While male firearm suicide rates have historically been higher, female firearm suicide rates saw a startling increase of 20 percent between 2010-2020, surpassing the rate increase among males. The study focused on “infrequent circumstances” when testing AI language models. Infrequent circumstances are various issues that an individual may have been dealing with prior to their death, such as sleep problems, loneliness, custody issues, or bullying. In theory, tracking these issues could give researchers and healthcare professionals the key to understand the statistical spike in female firearm suicides. Dr. Stephen Mooney, Department of Epidemiology Assistant Professor, says that it is use of the tool for future public health implications that makes this study particularly exciting. “The challenge of doing a lot of work using plain text records of individual stories or clinical information is that it’s really hard to identify things that are very important but happen rarely. What we tested is just one scenario where there are rare antecedent events that you can mine from text, but there are lots of scenarios where there may be important factors discussed in a clinical narrative where we would have a hard time finding with conventional NLP to date,” Mooney describes. “The large language model already has context for what certain words mean and we can much more efficiently identify those rarer scenarios.” By using a chatbot and yes or no questions, researchers can better understand the data in thousands of reports, making the process altogether faster as well as more intuitive. 

“People think of AI chatbots as something that can create language for humans, like writing an essay,” Mooney says. “I want people to be excited about their potential for use in deductive circumstances, too. It’s not just that these models can create new language, but also that they can classify information, or unlock data that is otherwise locked up.”    

The study highlights the incredible potential of large language models in bridging the gap in gathering and analyzing unstructured information from many of these reports, not only in cases of female firearm suicides, but also unlocking critical insights for public health research. There are other ways large language models can be applied, such as a follow-up project being explored by Dr.

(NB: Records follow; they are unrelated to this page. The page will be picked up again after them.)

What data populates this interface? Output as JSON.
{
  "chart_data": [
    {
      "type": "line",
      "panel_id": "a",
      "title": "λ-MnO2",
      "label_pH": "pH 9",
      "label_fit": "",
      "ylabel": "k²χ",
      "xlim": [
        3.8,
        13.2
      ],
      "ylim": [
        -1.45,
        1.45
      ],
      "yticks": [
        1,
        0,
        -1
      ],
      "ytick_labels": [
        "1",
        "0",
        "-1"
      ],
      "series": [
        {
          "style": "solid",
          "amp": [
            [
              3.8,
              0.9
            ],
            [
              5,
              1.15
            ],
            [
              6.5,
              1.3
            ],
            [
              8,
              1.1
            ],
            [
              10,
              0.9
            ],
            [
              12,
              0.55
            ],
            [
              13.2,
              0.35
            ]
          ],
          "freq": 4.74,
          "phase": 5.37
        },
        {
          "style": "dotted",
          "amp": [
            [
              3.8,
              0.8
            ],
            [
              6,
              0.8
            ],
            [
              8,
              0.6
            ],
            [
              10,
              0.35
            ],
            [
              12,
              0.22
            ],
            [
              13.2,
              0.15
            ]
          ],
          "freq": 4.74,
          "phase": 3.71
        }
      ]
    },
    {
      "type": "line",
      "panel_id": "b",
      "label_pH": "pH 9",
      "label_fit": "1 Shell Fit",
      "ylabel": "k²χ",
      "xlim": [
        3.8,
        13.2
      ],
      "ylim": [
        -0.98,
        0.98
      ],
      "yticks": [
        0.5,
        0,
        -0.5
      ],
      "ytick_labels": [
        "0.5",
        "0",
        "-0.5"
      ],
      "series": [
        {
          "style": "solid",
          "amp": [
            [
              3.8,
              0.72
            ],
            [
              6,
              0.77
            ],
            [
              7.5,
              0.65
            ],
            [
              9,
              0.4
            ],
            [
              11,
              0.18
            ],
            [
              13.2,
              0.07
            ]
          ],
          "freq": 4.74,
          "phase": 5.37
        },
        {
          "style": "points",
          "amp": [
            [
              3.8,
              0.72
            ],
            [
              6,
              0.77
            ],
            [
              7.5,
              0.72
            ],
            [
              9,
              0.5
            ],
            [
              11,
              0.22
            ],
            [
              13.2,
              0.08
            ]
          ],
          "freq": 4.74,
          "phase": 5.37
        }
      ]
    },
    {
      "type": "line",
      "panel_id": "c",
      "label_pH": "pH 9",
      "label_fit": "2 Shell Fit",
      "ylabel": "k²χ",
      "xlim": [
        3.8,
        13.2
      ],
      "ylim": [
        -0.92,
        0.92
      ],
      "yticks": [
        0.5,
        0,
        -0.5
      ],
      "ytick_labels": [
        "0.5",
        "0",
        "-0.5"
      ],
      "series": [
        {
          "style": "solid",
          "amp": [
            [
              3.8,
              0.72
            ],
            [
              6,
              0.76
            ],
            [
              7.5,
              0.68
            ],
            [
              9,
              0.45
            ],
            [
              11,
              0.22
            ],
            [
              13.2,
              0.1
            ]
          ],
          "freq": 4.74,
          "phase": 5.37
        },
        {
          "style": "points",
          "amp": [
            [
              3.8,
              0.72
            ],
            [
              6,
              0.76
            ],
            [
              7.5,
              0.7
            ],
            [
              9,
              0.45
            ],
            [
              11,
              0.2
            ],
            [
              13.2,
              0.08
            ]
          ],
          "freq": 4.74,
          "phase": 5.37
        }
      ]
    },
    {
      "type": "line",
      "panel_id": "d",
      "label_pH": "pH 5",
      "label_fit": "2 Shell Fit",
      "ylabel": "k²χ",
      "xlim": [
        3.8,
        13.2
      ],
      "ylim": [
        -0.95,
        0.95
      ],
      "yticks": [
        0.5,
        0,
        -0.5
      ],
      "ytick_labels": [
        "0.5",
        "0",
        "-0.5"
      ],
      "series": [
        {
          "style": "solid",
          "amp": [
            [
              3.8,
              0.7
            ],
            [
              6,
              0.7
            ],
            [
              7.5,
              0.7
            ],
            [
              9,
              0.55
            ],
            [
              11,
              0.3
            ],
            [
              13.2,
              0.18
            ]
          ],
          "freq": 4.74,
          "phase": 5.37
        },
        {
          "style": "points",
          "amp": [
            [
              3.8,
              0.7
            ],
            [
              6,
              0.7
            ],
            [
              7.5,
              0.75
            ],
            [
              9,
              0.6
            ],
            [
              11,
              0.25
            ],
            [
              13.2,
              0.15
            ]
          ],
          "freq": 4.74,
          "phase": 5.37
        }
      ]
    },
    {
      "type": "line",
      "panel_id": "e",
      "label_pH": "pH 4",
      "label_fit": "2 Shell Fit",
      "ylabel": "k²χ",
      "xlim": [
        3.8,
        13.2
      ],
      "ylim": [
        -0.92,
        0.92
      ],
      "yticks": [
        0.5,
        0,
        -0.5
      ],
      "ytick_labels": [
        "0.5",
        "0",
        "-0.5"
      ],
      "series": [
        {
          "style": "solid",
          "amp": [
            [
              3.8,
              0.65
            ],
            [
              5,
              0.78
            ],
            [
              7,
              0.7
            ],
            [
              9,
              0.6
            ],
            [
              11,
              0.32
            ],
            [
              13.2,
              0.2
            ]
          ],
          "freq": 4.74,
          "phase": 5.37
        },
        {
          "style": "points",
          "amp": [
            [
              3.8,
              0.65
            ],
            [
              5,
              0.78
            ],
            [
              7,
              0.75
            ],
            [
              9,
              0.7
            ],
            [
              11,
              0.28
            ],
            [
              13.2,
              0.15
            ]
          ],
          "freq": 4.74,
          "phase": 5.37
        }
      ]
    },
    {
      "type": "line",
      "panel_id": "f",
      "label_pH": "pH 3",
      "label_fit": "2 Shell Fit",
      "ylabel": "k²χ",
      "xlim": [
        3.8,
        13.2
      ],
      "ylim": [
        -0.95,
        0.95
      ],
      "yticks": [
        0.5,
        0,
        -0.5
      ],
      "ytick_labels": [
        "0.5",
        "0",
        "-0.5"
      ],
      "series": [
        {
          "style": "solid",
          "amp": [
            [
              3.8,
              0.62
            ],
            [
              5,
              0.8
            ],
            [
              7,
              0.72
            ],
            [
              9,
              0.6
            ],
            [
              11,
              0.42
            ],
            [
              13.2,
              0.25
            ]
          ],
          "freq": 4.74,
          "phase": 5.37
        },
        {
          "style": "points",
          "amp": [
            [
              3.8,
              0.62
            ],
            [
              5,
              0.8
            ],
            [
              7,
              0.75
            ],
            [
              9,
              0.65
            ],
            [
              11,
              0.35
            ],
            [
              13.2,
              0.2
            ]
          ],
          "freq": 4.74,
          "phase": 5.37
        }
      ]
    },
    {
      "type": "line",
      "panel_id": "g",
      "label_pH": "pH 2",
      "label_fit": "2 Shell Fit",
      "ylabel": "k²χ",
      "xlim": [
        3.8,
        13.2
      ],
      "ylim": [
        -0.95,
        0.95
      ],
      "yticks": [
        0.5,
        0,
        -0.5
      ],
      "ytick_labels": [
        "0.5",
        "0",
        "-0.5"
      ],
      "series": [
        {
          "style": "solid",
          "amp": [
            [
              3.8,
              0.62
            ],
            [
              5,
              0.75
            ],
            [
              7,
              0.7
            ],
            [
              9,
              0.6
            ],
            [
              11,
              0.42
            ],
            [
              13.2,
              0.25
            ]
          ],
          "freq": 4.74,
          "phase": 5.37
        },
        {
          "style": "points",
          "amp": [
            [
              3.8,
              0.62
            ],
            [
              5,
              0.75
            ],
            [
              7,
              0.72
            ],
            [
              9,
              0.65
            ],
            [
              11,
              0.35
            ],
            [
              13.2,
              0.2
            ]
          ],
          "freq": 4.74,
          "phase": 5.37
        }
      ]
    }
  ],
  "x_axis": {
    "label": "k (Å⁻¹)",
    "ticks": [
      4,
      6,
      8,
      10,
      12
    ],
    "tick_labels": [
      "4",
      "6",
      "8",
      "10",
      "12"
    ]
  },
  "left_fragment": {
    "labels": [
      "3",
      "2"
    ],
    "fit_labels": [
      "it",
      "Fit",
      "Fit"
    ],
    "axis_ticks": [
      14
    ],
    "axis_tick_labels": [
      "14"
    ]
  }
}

Mooney and colleagues that tracks helmet use in bike and scooter collisions using reports from the emergency department. Language models can begin to help researchers analyze questions about helmet use or environmental factors that influence rider collisions. This approach offers an improvement over traditional methods, providing a valuable tool for researchers who, up until now, could only use NLP. While further exploration into the applications of AI language models is needed, their use could provide opportunities for future research or patient care.